Kevin MacLean sees more gains for gold

From Friday's Globe and Mail

Kevin MacLean's strategy to reduce risk in his Sentry Select Precious Metals Growth Fund and outperform his peers has helped him win Lipper awards in the precious-metals equity category for the three- and five-year periods ending Dec. 31, 2009. His fund posted an average annual return of 8.5 per cent over three years, and 25 per cent over five years.

He looks for companies that can thrive without depending on a rising gold price, and sticks to smaller-capitalization firms as opposed to giants such as Barrick Gold Corp. or Newmont Mining Corp.

“When you hold these equities, which are the benchmark names, you should really not expect to make any money at all in the absence of a significant discovery or a rising gold price,” “I consider these shares to be dead money in a flat gold price environment.”says the 54-year-old manager with Sentry Select Capital Corp. and a former gold-mining analyst.

The complete list of Lipper funds of the year award winners

Mr. MacLean prefers to invest in companies that have demonstrated the ability to significantly add to existing reserves and resources at their operating mines and advanced exploration projects – what he calls “high wealth-creation yield” firms.

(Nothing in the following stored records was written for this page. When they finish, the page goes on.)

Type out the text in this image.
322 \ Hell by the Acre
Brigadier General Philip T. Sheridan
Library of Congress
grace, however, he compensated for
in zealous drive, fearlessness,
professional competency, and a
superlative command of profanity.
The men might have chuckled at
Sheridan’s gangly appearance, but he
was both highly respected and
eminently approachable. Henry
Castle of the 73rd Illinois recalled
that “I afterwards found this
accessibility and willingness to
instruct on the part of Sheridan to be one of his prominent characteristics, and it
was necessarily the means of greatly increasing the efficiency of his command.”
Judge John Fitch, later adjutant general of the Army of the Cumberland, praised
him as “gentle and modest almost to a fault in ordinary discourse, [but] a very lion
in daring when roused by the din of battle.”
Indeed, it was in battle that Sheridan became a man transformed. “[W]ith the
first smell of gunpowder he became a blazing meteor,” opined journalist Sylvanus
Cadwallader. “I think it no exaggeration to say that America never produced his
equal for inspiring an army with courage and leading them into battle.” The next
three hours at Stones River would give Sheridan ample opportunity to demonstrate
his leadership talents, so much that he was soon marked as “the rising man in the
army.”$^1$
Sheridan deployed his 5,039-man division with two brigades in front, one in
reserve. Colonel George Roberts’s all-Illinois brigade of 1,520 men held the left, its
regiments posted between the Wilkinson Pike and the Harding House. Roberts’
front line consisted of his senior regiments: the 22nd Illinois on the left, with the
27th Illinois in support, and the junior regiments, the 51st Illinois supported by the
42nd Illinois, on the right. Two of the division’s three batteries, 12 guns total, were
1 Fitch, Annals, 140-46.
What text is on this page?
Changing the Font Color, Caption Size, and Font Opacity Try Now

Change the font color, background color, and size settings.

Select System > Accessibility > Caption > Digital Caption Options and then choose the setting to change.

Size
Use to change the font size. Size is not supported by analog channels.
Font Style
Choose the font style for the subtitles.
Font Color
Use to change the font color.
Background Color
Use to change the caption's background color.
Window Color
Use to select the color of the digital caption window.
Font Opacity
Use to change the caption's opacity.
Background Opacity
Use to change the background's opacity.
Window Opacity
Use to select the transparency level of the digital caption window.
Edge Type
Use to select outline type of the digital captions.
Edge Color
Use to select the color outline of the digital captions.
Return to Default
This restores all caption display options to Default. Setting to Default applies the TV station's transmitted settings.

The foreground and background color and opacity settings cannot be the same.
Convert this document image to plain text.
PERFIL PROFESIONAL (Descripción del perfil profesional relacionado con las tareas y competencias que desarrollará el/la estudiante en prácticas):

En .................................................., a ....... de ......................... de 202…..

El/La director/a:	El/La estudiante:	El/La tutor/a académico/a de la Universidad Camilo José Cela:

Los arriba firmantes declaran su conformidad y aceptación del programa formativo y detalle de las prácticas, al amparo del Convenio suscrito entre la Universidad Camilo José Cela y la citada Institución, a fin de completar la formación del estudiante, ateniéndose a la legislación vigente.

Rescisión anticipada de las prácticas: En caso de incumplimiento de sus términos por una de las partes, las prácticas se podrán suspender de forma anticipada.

He doesn't buy miners in their higher-risk construction phase where wealth creation is generally negligible and value can be destroyed by delays, cost overruns and equity dilution.

Why are you so cautious during mine construction?
It may take two to 21/2 years to build a mine. Six months before it is complete, I try to get on a plane and fly down to the property. I'll have a look and see that things are hopefully going well – that there is money left to finish the construction, nobody is picketing the project, there are no environmental issues, the government is not trying to impose new taxes or royalties, etc. If everything looks to be as advertised, I can start buying the stock because typically they would be discounted in the market at 15 per cent or more of future cash flows.

What is your outlook for the market in general?
I am not expecting a severe pullback. Certainly the market can correct at any time, but the value is exceptionally good here … Having said that, we live in a fairly unstable world from a credit contraction perspective … so in effect you can't have as much confidence in data points as you would in a more stable environment.

My view is that monetary policy will remain easy in 2010 and into 2011. I am optimistic that 2010 will actually be a decent year so I am not taking any massive cash position in anticipation of a smash in the marketplace.

What about gold bullion?
If the global economy recovers, I think gold demand will pick up. There is no new supply of gold available so the gold price will rise. If things continue to worsen, then I think that gold as a non-default, hard asset will be an asset of choice in a world where credit risk is the dominant theme. So I think gold is in a win-win position, which is why I run my fund generally 100-per-cent invested.